Consumer Spending Growth Continues

Sales at US retailers increased for a second consecutive month during April.  Overall retail sales rose a seasonally adjusted 0.3% last month, in-line with median forecasts, while March’s reading was upwardly revised to a robust +0.8%.  Compared to last April, retail sales climbed 4.7% y-o-y.  Growth was recorded in most major retail sectors, with gas stations (+0.8%) seeing the largest bump — likely a result of the recent uptick in gasoline prices.
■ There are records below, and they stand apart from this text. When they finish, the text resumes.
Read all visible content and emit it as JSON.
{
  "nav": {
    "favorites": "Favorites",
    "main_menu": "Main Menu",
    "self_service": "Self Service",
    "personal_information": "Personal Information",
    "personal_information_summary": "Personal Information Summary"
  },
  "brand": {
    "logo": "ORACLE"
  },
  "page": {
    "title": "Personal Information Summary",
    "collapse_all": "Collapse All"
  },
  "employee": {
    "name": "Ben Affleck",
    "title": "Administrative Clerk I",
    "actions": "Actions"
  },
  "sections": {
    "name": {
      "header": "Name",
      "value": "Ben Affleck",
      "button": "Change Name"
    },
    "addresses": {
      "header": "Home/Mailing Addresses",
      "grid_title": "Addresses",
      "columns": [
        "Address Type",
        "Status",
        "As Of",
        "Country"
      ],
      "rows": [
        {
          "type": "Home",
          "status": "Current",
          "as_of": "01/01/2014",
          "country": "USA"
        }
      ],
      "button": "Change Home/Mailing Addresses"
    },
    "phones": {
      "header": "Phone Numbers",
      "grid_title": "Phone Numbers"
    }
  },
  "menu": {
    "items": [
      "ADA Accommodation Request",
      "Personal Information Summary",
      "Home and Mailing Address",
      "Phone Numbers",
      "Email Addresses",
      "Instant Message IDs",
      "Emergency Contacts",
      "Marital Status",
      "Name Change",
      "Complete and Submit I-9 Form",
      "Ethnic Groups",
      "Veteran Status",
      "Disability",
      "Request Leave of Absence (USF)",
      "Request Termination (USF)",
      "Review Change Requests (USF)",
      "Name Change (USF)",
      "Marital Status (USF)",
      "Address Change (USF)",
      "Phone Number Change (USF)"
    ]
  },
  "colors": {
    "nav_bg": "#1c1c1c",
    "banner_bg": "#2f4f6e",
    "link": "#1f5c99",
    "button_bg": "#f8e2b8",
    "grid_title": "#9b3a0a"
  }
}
Core retail sales, which excludes autos, gasoline and construction materials, rose 0.4% on the month, also matching expectations and reflected a slight deceleration from March’s upwardly revised +0.5% level.

 

 

Yields at Multi-Year Highs

US Treasurys sold off steadily throughout today’s trading session with the positive retail data adding to the expectation for rising inflation and increased consumer spending in the economy.  Yields/swap rates surged 2-8bps across the curve in a bear-steepening pattern, as the 10-year note yield touched its highest level since 2011 (3.091%) and the 2-year note yield spiked to its highest in the past decade (2.589%).  Moving in concert with the spike in government yields, the US dollar increase 0.65% in value against major currencies to its highest of 2018.  This dollar move was also likely partially driven by European data released today that exhibited lower than expected GDP growth in the eurozone during Q1 2018.

 

 

US stocks were spooked by the significant move higher in rates and the stronger dollar, as major equity indices lost 0.7%-0.8%.  The DJIA broke its 8-session winning streak, partially weighed down by shares of Home Depot which declined 1.6% after the company reported weaker-than-expected quarterly sales.  In commodities, WTI crude oil futures touched their highest levels since November 2014 before paring much of the gains to finish near $71/barrel, as the rise in the dollar weighed on prices.   

 

 

Fed’s Williams On Rates

John Williams, current President of the Federal Reserve Bank of San Francisco and incoming President of the Federal Reserve Bank of New York, spoke to the Economic Club of Minnesota this morning.  While the headline talking points reflected Williams’ view of still expecting 3-4 rates hikes being warranted in 2018, equally important were his comments relative to the neutral rate, also known as normal interest rate.  The neutral rate, is the Fed Funds rate target when the economy is operating at the “optimal” level — any higher rate settings would be employed to cool off an overheating economy and any lower rate settings would be used to stimulate a sluggish economy.  “With a new normal for short-term rates of around 2.5%, interest rates are likely to remain low relative to historical experience,” he said.  Recently some economists have suggested that the neutral rate could be closer to 3% or higher — a view Williams doesn’t seem to share as he stated, “I don’t yet see convincing evidence of such a shift”.